WEST PALM BEACH, Fla. Carrier resolve to charge customers for delays and ancillary services is "as high as it has ever been,” says CTA CEO David Bradley.
Bradley made his remarks during a presentation today to a joint meeting of the U.S. and Canadian transportation lawyers associations.
"The reality is that the trucking industry is in the midst of what some have termed, the perfect storm," said Bradley. "Operating costs like fuel, insurance, wages and security are all going are all going up. At the same time, there is a capacity crunch in the industry in large part reflecting a driver shortage combined with an upsurge in demand. Overlay that with a five per cent productivity hit from the new U.S. hours of service regulations and you have created the perfect conditions for increases in freight rates and accessorial charges."
He said the mood amongst shippers with regard to paying higher rates and/or accessorial charges "has been more accepting." But, he added, "Carriers have to be able to provide shippers with adequate documentation to show when and where delays are occurring."
According to Bradley, the most significant element of the new U.S. hours of service regulations which came into force in January of this year is the introduction of a 14-hour "working window,” which requires a driver to get all his/her driving hours in within 14 hours of coming on duty.
"This measure has reduced the tolerance for delays to zero,” said Bradley. “Drivers must be paid for waiting time at borders and for delays in loading/unloading at shipper or consignee docks. The costs of the new hours of service regulations cannot be solved on the backs of the drivers."

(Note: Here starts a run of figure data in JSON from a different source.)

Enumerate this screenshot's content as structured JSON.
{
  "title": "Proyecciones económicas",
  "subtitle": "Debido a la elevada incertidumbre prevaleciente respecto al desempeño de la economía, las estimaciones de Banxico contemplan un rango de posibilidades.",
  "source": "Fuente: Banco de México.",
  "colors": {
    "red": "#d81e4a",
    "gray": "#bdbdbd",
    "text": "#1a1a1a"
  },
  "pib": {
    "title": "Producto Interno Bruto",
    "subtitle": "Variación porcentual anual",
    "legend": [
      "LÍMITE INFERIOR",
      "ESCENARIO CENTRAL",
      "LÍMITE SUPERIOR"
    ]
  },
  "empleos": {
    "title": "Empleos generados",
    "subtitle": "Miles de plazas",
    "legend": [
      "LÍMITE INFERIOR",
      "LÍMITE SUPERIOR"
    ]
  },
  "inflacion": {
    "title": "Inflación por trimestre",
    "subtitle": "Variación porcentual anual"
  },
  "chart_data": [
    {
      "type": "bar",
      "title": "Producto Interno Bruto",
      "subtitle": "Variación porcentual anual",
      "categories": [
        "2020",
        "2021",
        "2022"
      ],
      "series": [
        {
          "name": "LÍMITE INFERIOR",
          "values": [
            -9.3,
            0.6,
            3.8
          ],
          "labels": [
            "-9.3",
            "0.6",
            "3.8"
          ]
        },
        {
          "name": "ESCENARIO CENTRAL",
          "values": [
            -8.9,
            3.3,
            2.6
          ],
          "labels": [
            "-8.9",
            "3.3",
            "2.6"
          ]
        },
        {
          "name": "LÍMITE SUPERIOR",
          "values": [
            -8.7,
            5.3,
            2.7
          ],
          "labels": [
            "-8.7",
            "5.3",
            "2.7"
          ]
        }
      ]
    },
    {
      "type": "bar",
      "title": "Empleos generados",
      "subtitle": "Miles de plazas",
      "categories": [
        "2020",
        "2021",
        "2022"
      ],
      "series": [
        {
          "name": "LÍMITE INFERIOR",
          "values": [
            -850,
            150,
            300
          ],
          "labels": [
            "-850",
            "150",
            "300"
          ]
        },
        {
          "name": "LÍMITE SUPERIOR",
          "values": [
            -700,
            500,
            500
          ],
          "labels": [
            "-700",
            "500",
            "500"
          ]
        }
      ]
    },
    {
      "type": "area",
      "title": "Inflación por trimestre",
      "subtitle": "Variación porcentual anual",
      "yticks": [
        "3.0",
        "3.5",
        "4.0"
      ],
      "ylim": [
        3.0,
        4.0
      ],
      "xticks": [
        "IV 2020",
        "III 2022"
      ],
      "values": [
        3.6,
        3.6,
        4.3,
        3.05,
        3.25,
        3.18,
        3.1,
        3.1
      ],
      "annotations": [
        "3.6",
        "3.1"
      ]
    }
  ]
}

Shippers can moderate the increases in rates and accessorial charges, by working closely with their carriers and drivers to improve efficiencies in the loading/unloading process.
"Many carriers are reporting good co-operation with shippers in this regard and this has been very helpful,” he said.
New Canadian federal hours of service regulations are being finalized now and are expected to become law in 2005. Bradley says he expects there will be more compatibility between the Canadian and U.S. rules than has been the case.
However, he said, "there are still a few issues to be ironed out and we have great concerns over things like the fixed working window concept and how the split time provisions will look in their final form. Compatibility is good, but the rules do not have to be identical."